Through silicon vias (TSVs) represent one of the weapons in making 3DIC a reality. Although much of the attention is on mainstream applications such as lower-power memory stacks for mobile phones, TSVs are already in mass production in more specialized fields, such as image sensors. Now they are being applied to medical applications, as demonstrated by a Taiwan-based project to build a denser neural sensor for prosthesis control.
Researchers from the National Chiao Tung University, China Medical University in Taichung and ASE Group described at the International Solid State Circuits Conference (ISSCC) in San Francisco on Monday (18 February) how they used TSVs to fabricate a double-side integrated microsystem for neural sensing. The TSVs were used to provide the shortest possible connection between the microprobe array used for neural sensing and the processing electronics. The 350µm-thick design allows for further stacking using TSVs.
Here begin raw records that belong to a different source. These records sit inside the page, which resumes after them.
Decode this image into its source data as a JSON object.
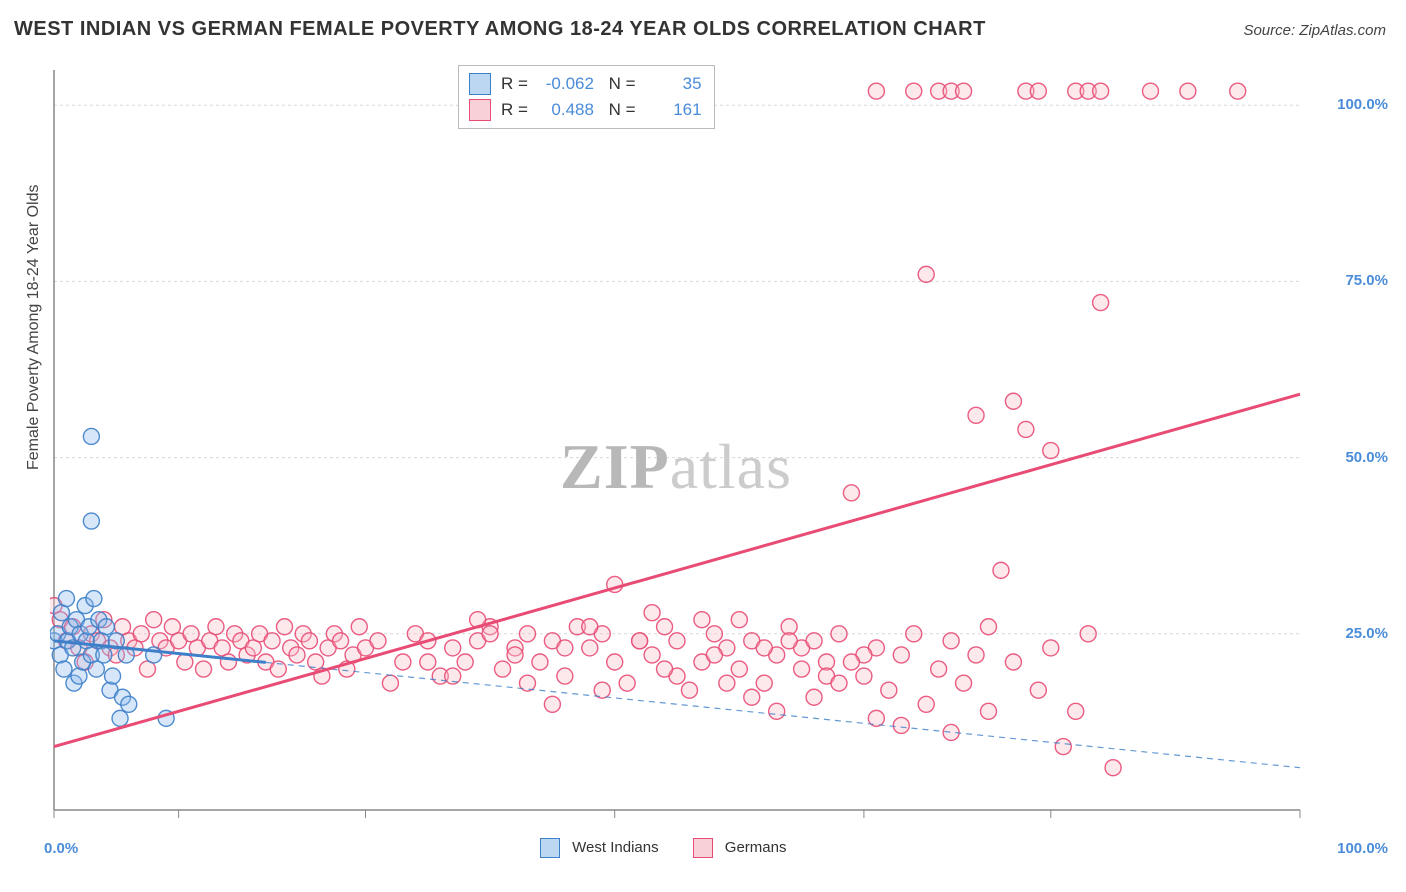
{
  "title": "WEST INDIAN VS GERMAN FEMALE POVERTY AMONG 18-24 YEAR OLDS CORRELATION CHART",
  "source": "Source: ZipAtlas.com",
  "ylabel": "Female Poverty Among 18-24 Year Olds",
  "watermark_a": "ZIP",
  "watermark_b": "atlas",
  "chart": {
    "type": "scatter",
    "xlim": [
      0,
      100
    ],
    "ylim": [
      0,
      105
    ],
    "x_ticks": [
      0,
      10,
      25,
      45,
      65,
      80,
      100
    ],
    "x_tick_labels": {
      "0": "0.0%",
      "100": "100.0%"
    },
    "y_ticks": [
      25,
      50,
      75,
      100
    ],
    "y_tick_labels": {
      "25": "25.0%",
      "50": "50.0%",
      "75": "75.0%",
      "100": "100.0%"
    },
    "grid_color": "#d8d8d8",
    "axis_color": "#888",
    "background_color": "#ffffff",
    "marker_radius": 8,
    "marker_opacity": 0.35,
    "series": [
      {
        "name": "West Indians",
        "label": "West Indians",
        "fill": "#8cb9ed",
        "stroke": "#3d7fc9",
        "swatch_fill": "#bcd7f2",
        "swatch_stroke": "#3d7fc9",
        "R": "-0.062",
        "N": "35",
        "trend": {
          "x1": 0,
          "y1": 24,
          "x2": 100,
          "y2": 6,
          "solid_to_x": 17,
          "stroke_width": 3
        },
        "points": [
          [
            0,
            24
          ],
          [
            0.3,
            25
          ],
          [
            0.5,
            22
          ],
          [
            0.6,
            28
          ],
          [
            0.8,
            20
          ],
          [
            1,
            30
          ],
          [
            1.1,
            24
          ],
          [
            1.3,
            26
          ],
          [
            1.5,
            23
          ],
          [
            1.6,
            18
          ],
          [
            1.8,
            27
          ],
          [
            2,
            19
          ],
          [
            2.1,
            25
          ],
          [
            2.3,
            21
          ],
          [
            2.5,
            29
          ],
          [
            2.6,
            24
          ],
          [
            2.8,
            26
          ],
          [
            3,
            22
          ],
          [
            3.2,
            30
          ],
          [
            3.4,
            20
          ],
          [
            3.6,
            27
          ],
          [
            3.8,
            24
          ],
          [
            4,
            22
          ],
          [
            4.2,
            26
          ],
          [
            4.5,
            17
          ],
          [
            4.7,
            19
          ],
          [
            5,
            24
          ],
          [
            5.3,
            13
          ],
          [
            5.5,
            16
          ],
          [
            5.8,
            22
          ],
          [
            3,
            41
          ],
          [
            3,
            53
          ],
          [
            9,
            13
          ],
          [
            6,
            15
          ],
          [
            8,
            22
          ]
        ]
      },
      {
        "name": "Germans",
        "label": "Germans",
        "fill": "#f8bcc8",
        "stroke": "#e84b74",
        "swatch_fill": "#f8d0d8",
        "swatch_stroke": "#e84b74",
        "R": "0.488",
        "N": "161",
        "trend": {
          "x1": 0,
          "y1": 9,
          "x2": 100,
          "y2": 59,
          "solid_to_x": 100,
          "stroke_width": 3
        },
        "points": [
          [
            0,
            29
          ],
          [
            0.5,
            27
          ],
          [
            1,
            24
          ],
          [
            1.5,
            26
          ],
          [
            2,
            23
          ],
          [
            2.5,
            21
          ],
          [
            3,
            25
          ],
          [
            3.5,
            24
          ],
          [
            4,
            27
          ],
          [
            4.5,
            23
          ],
          [
            5,
            22
          ],
          [
            5.5,
            26
          ],
          [
            6,
            24
          ],
          [
            6.5,
            23
          ],
          [
            7,
            25
          ],
          [
            7.5,
            20
          ],
          [
            8,
            27
          ],
          [
            8.5,
            24
          ],
          [
            9,
            23
          ],
          [
            9.5,
            26
          ],
          [
            10,
            24
          ],
          [
            10.5,
            21
          ],
          [
            11,
            25
          ],
          [
            11.5,
            23
          ],
          [
            12,
            20
          ],
          [
            12.5,
            24
          ],
          [
            13,
            26
          ],
          [
            13.5,
            23
          ],
          [
            14,
            21
          ],
          [
            14.5,
            25
          ],
          [
            15,
            24
          ],
          [
            15.5,
            22
          ],
          [
            16,
            23
          ],
          [
            16.5,
            25
          ],
          [
            17,
            21
          ],
          [
            17.5,
            24
          ],
          [
            18,
            20
          ],
          [
            18.5,
            26
          ],
          [
            19,
            23
          ],
          [
            19.5,
            22
          ],
          [
            20,
            25
          ],
          [
            20.5,
            24
          ],
          [
            21,
            21
          ],
          [
            21.5,
            19
          ],
          [
            22,
            23
          ],
          [
            22.5,
            25
          ],
          [
            23,
            24
          ],
          [
            23.5,
            20
          ],
          [
            24,
            22
          ],
          [
            24.5,
            26
          ],
          [
            25,
            23
          ],
          [
            26,
            24
          ],
          [
            27,
            18
          ],
          [
            28,
            21
          ],
          [
            29,
            25
          ],
          [
            30,
            24
          ],
          [
            31,
            19
          ],
          [
            32,
            23
          ],
          [
            33,
            21
          ],
          [
            34,
            24
          ],
          [
            35,
            26
          ],
          [
            36,
            20
          ],
          [
            37,
            23
          ],
          [
            38,
            25
          ],
          [
            39,
            21
          ],
          [
            40,
            24
          ],
          [
            41,
            19
          ],
          [
            42,
            26
          ],
          [
            43,
            23
          ],
          [
            44,
            25
          ],
          [
            45,
            21
          ],
          [
            46,
            18
          ],
          [
            47,
            24
          ],
          [
            48,
            22
          ],
          [
            49,
            26
          ],
          [
            50,
            24
          ],
          [
            51,
            17
          ],
          [
            52,
            21
          ],
          [
            53,
            25
          ],
          [
            54,
            23
          ],
          [
            55,
            20
          ],
          [
            56,
            24
          ],
          [
            57,
            18
          ],
          [
            58,
            22
          ],
          [
            59,
            26
          ],
          [
            60,
            23
          ],
          [
            61,
            16
          ],
          [
            62,
            21
          ],
          [
            63,
            25
          ],
          [
            64,
            45
          ],
          [
            65,
            19
          ],
          [
            66,
            23
          ],
          [
            66,
            13
          ],
          [
            67,
            17
          ],
          [
            68,
            22
          ],
          [
            68,
            12
          ],
          [
            69,
            25
          ],
          [
            70,
            15
          ],
          [
            71,
            20
          ],
          [
            72,
            11
          ],
          [
            72,
            24
          ],
          [
            73,
            18
          ],
          [
            74,
            22
          ],
          [
            74,
            56
          ],
          [
            75,
            26
          ],
          [
            75,
            14
          ],
          [
            76,
            34
          ],
          [
            77,
            21
          ],
          [
            77,
            58
          ],
          [
            78,
            54
          ],
          [
            79,
            17
          ],
          [
            80,
            23
          ],
          [
            80,
            51
          ],
          [
            81,
            9
          ],
          [
            82,
            14
          ],
          [
            83,
            25
          ],
          [
            84,
            72
          ],
          [
            85,
            6
          ],
          [
            70,
            76
          ],
          [
            66,
            102
          ],
          [
            69,
            102
          ],
          [
            71,
            102
          ],
          [
            72,
            102
          ],
          [
            73,
            102
          ],
          [
            78,
            102
          ],
          [
            79,
            102
          ],
          [
            82,
            102
          ],
          [
            83,
            102
          ],
          [
            84,
            102
          ],
          [
            88,
            102
          ],
          [
            91,
            102
          ],
          [
            95,
            102
          ],
          [
            30,
            21
          ],
          [
            32,
            19
          ],
          [
            35,
            25
          ],
          [
            38,
            18
          ],
          [
            41,
            23
          ],
          [
            44,
            17
          ],
          [
            47,
            24
          ],
          [
            50,
            19
          ],
          [
            53,
            22
          ],
          [
            56,
            16
          ],
          [
            59,
            24
          ],
          [
            62,
            19
          ],
          [
            65,
            22
          ],
          [
            45,
            32
          ],
          [
            48,
            28
          ],
          [
            34,
            27
          ],
          [
            40,
            15
          ],
          [
            58,
            14
          ],
          [
            52,
            27
          ],
          [
            49,
            20
          ],
          [
            37,
            22
          ],
          [
            43,
            26
          ],
          [
            54,
            18
          ],
          [
            57,
            23
          ],
          [
            60,
            20
          ],
          [
            63,
            18
          ],
          [
            55,
            27
          ],
          [
            61,
            24
          ],
          [
            64,
            21
          ]
        ]
      }
    ]
  },
  "legend_bottom": {
    "west": "West Indians",
    "german": "Germans"
  }
}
The CMOS circuits were made at UMC on a 0.18µm process on 200mm wafers. The TSVs were made using a via-last approach to allow the ICs to be made on a fully standard CMOS line, using solid copper TSVs applied to the front side of the wafer. A redistribution layer was applied to the front to form connections to the package. A deep etching process was used on the backside of the wafer to form the microprobe array followed by two thin-film MEMS processes to form the sensor layer. After the wafer was diced, the chips were fully encapsulated and then selectively etched to expose the platinum-tipped probe elements.
Workers at the University of Tokyo turned to a thin stack of organic materials to create a sensing sheet intended to help with prosthetic hand control and overcome the problems of conventional electrodes, which tend to be too rigid for long-term use.
However, organic electronics remains at an early stage of development and the team had to deal with a process that forces the use of very large area circuits, particularly for amplifiers, as well as mismatch problems. The process only currently allows for p-channel devices today as well, which limits the gain of amplifiers.
To work around the shortcomings of organic transistors, the researchers opted for a distributed shared amplifier architecture and a post-manufacture “select and connect” strategy to identify well-matched transistors and halve power consumption compared with a conventional parallel-transistor architecture.
The electronics were organized into two stacked sheets, one used for electrodes and the other for the amplifier array. Because of the size of the amplifiers, each one is shared between four electrodes and then addressed using a memory-like scheme of word and bit lines.